Clearance! Close-Out! : Tech Industry Tries White-Sale Concept
The auto industry has model year close-outs and linen retailers have white sales. Now the computer industry is trying its hand at large-scale inventory reduction.K
Workers at a leased 120,000-square-foot building in Santa Ana were getting ready Tuesday for the start of the Microcomputer Inventory Exchange this weekend. The nine-day event will attempt to unload some $20 million of unsold inventory from 600 ComputerLand franchises nationwide. Items for sale include computers, printers, disk drives, software, parts, accessories and other products representing virtually every microcomputer manufacturer.
“It’s an experiment that’s never been tried before,” said organizer Fred Brown, a self-described “product transition consultant” whose Brown Book of Technology tracks market prices on microcomputers and peripherals.
“The problem is that a mechanism for dealing with excess inventory distribution was never created for the computer industry,” Brown said. “It’s catching up with everyone else.”
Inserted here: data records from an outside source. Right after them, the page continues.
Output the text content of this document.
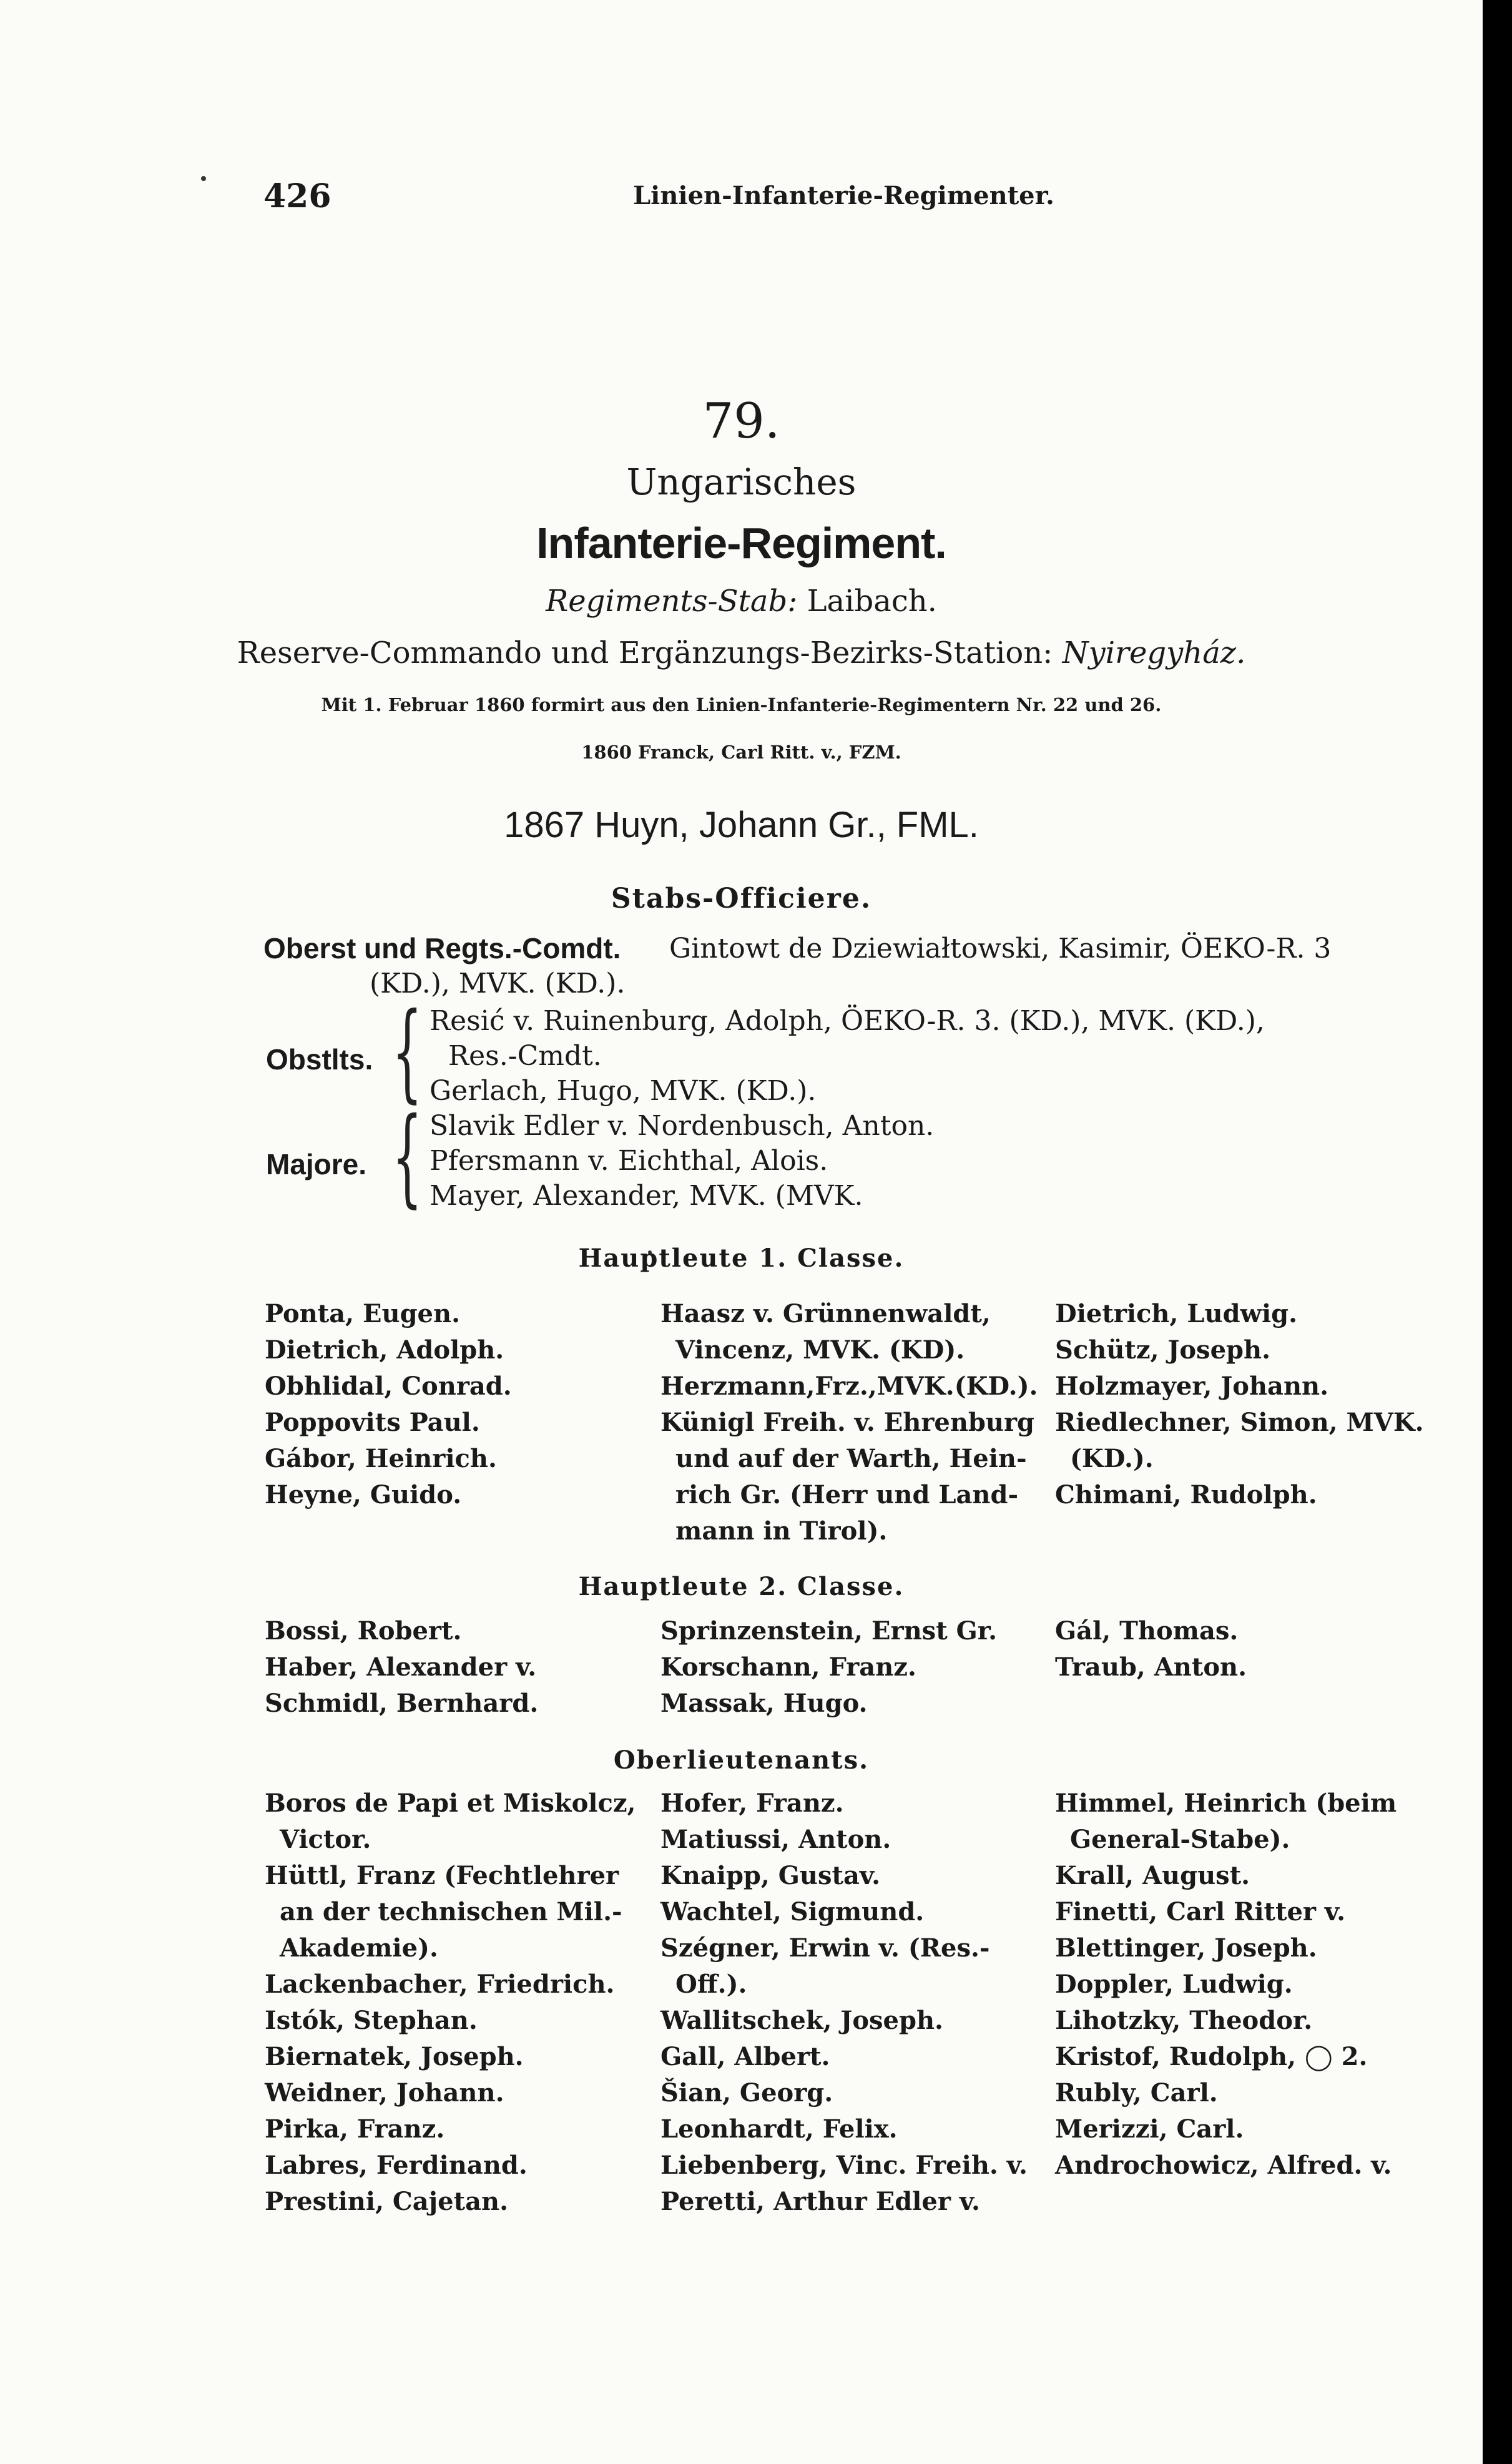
426	Linien-Infanterie-Regimenter.
79.
Ungarisches
Infanterie-Regiment.
Regiments-Stab: Laibach.
Reserve-Commando und Ergänzungs-Bezirks-Station: Nyiregyház.
Mit 1. Februar 1860 formirt aus den Linien-Infanterie-Regimentern Nr. 22 und 26.
1860 Franck, Carl Ritt. v., FZM.
1867 Huyn, Johann Gr., FML.
Stabs-Officiere.
Oberst und Regts.-Comdt. Gintowt de Dziewiałtowski, Kasimir, ÖEKO-R. 3
(KD.), MVK. (KD.).
Obstlts. { Resić v. Ruinenburg, Adolph, ÖEKO-R. 3. (KD.), MVK. (KD.),
Res.-Cmdt.
Gerlach, Hugo, MVK. (KD.).
Majore. { Slavik Edler v. Nordenbusch, Anton.
Pfersmann v. Eichthal, Alois.
Mayer, Alexander, MVK. (MVK.
Hauptleute 1. Classe.
Ponta, Eugen.
Dietrich, Adolph.
Obhlidal, Conrad.
Poppovits Paul.
Gábor, Heinrich.
Heyne, Guido.
Haasz v. Grünnenwaldt,
Vincenz, MVK. (KD).
Herzmann,Frz.,MVK.(KD.).
Künigl Freih. v. Ehrenburg
und auf der Warth, Hein-
rich Gr. (Herr und Land-
mann in Tirol).
Dietrich, Ludwig.
Schütz, Joseph.
Holzmayer, Johann.
Riedlechner, Simon, MVK.
(KD.).
Chimani, Rudolph.
Hauptleute 2. Classe.
Bossi, Robert.
Haber, Alexander v.
Schmidl, Bernhard.
Sprinzenstein, Ernst Gr.
Korschann, Franz.
Massak, Hugo.
Gál, Thomas.
Traub, Anton.
Oberlieutenants.
Boros de Papi et Miskolcz,
Victor.
Hüttl, Franz (Fechtlehrer
an der technischen Mil.-
Akademie).
Lackenbacher, Friedrich.
Istók, Stephan.
Biernatek, Joseph.
Weidner, Johann.
Pirka, Franz.
Labres, Ferdinand.
Prestini, Cajetan.
Hofer, Franz.
Matiussi, Anton.
Knaipp, Gustav.
Wachtel, Sigmund.
Szégner, Erwin v. (Res.-
Off.).
Wallitschek, Joseph.
Gall, Albert.
Šian, Georg.
Leonhardt, Felix.
Liebenberg, Vinc. Freih. v.
Peretti, Arthur Edler v.
Himmel, Heinrich (beim
General-Stabe).
Krall, August.
Finetti, Carl Ritter v.
Blettinger, Joseph.
Doppler, Ludwig.
Lihotzky, Theodor.
Kristof, Rudolph, ◯ 2.
Rubly, Carl.
Merizzi, Carl.
Androchowicz, Alfred. v.
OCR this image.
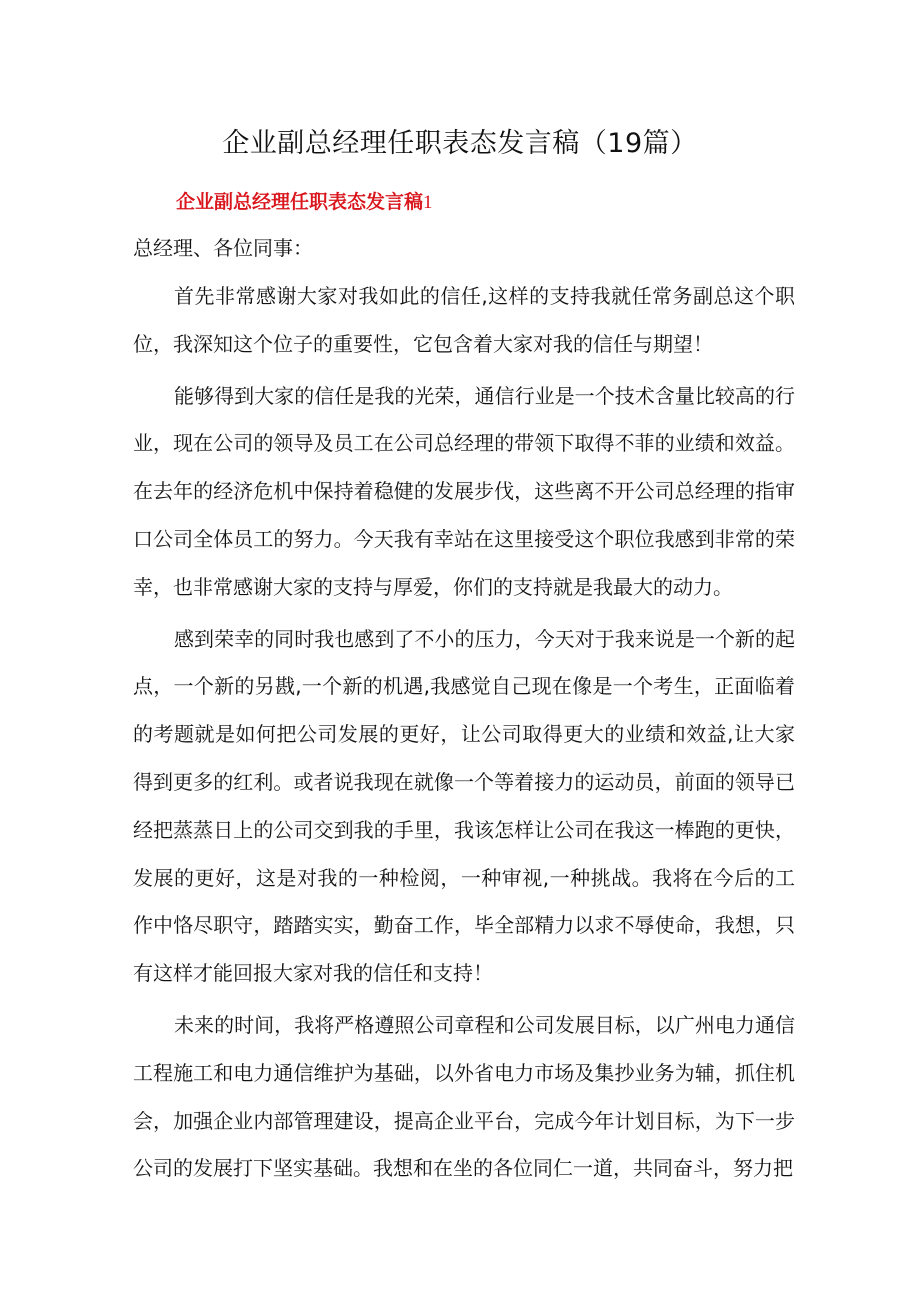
企业副总经理任职表态发言稿（19篇）
企业副总经理任职表态发言稿1

总经理、各位同事：

首先非常感谢大家对我如此的信任,这样的支持我就任常务副总这个职位，我深知这个位子的重要性，它包含着大家对我的信任与期望！

能够得到大家的信任是我的光荣，通信行业是一个技术含量比较高的行业，现在公司的领导及员工在公司总经理的带领下取得不菲的业绩和效益。在去年的经济危机中保持着稳健的发展步伐，这些离不开公司总经理的指审口公司全体员工的努力。今天我有幸站在这里接受这个职位我感到非常的荣幸，也非常感谢大家的支持与厚爱，你们的支持就是我最大的动力。

感到荣幸的同时我也感到了不小的压力，今天对于我来说是一个新的起点，一个新的另戡,一个新的机遇,我感觉自己现在像是一个考生，正面临着的考题就是如何把公司发展的更好，让公司取得更大的业绩和效益,让大家得到更多的红利。或者说我现在就像一个等着接力的运动员，前面的领导已经把蒸蒸日上的公司交到我的手里，我该怎样让公司在我这一棒跑的更快，发展的更好，这是对我的一种检阅，一种审视,一种挑战。我将在今后的工作中恪尽职守，踏踏实实，勤奋工作，毕全部精力以求不辱使命，我想，只有这样才能回报大家对我的信任和支持！

未来的时间，我将严格遵照公司章程和公司发展目标，以广州电力通信工程施工和电力通信维护为基础，以外省电力市场及集抄业务为辅，抓住机会，加强企业内部管理建设，提高企业平台，完成今年计划目标，为下一步公司的发展打下坚实基础。我想和在坐的各位同仁一道，共同奋斗，努力把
Brown said the volume of material coming in from the ComputerLand stores was surprisingly heavy. Since they began setting up for the sale about three weeks ago, workers have handled about 160,000 “master cartons” of computer-related goods, some of them containing 25 to 50 items. In the past, liquidations of high-tech inventories usually have been handled on a much smaller scale of perhaps 4,000 to 5,000 pieces, he said.